— Ишь ты! — воскликнул тугой на ухо Лука. — Я и то слышу. Волхвует он. Оо! Эвот-эвот, как всхамкивает!..
Марья Кирилловна, робко озираясь, с жутким чувством подходила к чуму: ей мерещилось, что вся поляна кишит нечистой силой, что в темном дыме над костром крутятся шайтаны и шилйкуны: вот они увидали ее, вот с гамом мчатся к ней.
— Ай, Лука! — И бескрестной, ради сына откачнувшейся от бога изуверкой, Марья Кирилловна вбежала в чум.
В пудовой шаманьей шубе, увешанной железными побрякушками, шаман Гирманча неистово бесновался по ту сторону костра, бил в огромный бубен, гикал. А перед костром, у входа, на оленьем коврике, выставив кверху непомерный свой живот, лежала вся иссохшая, полумертвая жена его и печальными, в слезах, глазами обреченно смотрела куда-то вдаль.
Шаман был нем и глух к вошедшим. Марья Кирилловна забилась в угол и ждала. Она видела, как шаман сглатывал-сжирал болезнь жены: «Хам-ам! Агык!», как с заклинаниями мазал жертвенной оленьей кровью и лоб, и грудь, и живот своей жены, как снова осатанело кружился у костра, вот бессильно упал наземь, тяжко застонав.
А когда очнулся, снял шаманью шубу и, выкурив подряд три трубки, сказал Марье Кирилловне:
— Здрово, Машка! Пошто прибежаль?
— Голубчик, Гирманча… — начала она. — Вот какое дело-то… — И все рассказала ему про сына, потом вынула из саквояжика дары. — Это тебе, а это жене твоей… Ради бога… Ой, тьфу, тьфу, тьфу! Погадай, пожалуйста… Места не найду. Того гляди — разума лишусь. Сердце мое в тоске.
— Ничего… Это ладна, — радостно сказал шаман, с жадностью набрасываясь на бутылку коньяку — подарок. — Ужо пойду самый главный шайтан кликать, самый сильный… Ехать шибко далеко надо, ой-ой, как… Туда, да туда, да туда… Где найдешь?

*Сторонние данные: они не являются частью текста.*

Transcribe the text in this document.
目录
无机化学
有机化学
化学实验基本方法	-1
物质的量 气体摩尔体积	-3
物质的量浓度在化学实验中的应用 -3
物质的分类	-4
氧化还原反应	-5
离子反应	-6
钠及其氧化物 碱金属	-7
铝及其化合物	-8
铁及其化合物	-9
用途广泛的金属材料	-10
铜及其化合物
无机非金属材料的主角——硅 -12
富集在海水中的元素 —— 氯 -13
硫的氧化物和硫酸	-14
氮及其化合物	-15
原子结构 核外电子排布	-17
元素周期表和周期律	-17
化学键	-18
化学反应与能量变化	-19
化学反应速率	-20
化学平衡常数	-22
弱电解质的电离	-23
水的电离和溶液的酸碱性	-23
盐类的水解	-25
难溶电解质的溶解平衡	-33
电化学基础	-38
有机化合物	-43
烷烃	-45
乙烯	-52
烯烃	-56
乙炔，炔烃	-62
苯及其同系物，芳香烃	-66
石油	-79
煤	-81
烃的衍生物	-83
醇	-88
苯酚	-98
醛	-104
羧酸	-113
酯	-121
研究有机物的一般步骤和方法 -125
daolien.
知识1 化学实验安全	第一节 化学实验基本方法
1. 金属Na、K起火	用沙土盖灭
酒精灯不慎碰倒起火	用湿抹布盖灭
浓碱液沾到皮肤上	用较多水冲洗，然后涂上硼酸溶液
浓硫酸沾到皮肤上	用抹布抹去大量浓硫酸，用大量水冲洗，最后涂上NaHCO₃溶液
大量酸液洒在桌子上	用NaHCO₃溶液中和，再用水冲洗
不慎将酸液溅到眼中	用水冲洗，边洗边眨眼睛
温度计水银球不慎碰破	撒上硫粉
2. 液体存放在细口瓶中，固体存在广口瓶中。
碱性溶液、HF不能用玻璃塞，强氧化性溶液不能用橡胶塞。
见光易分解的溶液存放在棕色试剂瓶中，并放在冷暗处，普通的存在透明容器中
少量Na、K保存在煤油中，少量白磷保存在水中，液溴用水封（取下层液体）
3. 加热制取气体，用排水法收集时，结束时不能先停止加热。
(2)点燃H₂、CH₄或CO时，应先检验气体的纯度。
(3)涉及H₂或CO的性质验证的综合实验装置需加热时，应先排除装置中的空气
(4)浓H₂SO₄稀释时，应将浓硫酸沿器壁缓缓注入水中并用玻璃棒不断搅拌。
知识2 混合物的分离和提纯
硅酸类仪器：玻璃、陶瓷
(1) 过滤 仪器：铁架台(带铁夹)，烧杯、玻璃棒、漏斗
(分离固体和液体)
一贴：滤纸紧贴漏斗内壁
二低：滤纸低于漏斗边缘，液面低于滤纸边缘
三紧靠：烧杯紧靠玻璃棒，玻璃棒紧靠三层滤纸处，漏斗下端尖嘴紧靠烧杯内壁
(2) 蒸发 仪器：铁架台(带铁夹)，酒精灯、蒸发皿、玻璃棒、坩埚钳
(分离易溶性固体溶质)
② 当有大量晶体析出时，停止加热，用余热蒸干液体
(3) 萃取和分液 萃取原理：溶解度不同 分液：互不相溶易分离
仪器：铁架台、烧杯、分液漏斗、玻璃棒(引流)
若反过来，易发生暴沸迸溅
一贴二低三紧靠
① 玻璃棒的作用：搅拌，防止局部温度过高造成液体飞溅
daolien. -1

Может, твой парень сдох, в ад надо ездить, в черный день ездить… Может, сдох, как знать.
— Что ты, что ты! — слезливо скривила рот Марья Кирилловна, подняла голову — Гирманчи в чуме не было. Звал-призывал Гирманча в тайге главного шайтана, и гортанный голос его то взлетал над чумом, то спускался в преисподнюю, был глух, придавлен.
Один за другим стали собираться в чум заспанные тунгусы. Щурясь на яркий свет, садились они живой подковой вокруг костра, приветливо посматривали на гостью: авось поднесет по чашке огненной воды, от которой вдруг станет весело в руках, в ногах, вдруг сгинет зима, мороз, болезни, каждый будет богат и силен.
Гирманча вошел усталый, бледный; с прошлой ночи он ничего не ел: нельзя. Но движения его четки, быстры. Окинув возбужденным взглядом чум, он сел на олений коврик-кумолан и потребовал костюм шамана. Ближний родственник Гирманчи подал сапоги, тяжелую шубу, шапку, рукавицы и стал над костром греть бубен: кожа натянется сильней, бубен будет говорливей, гулче.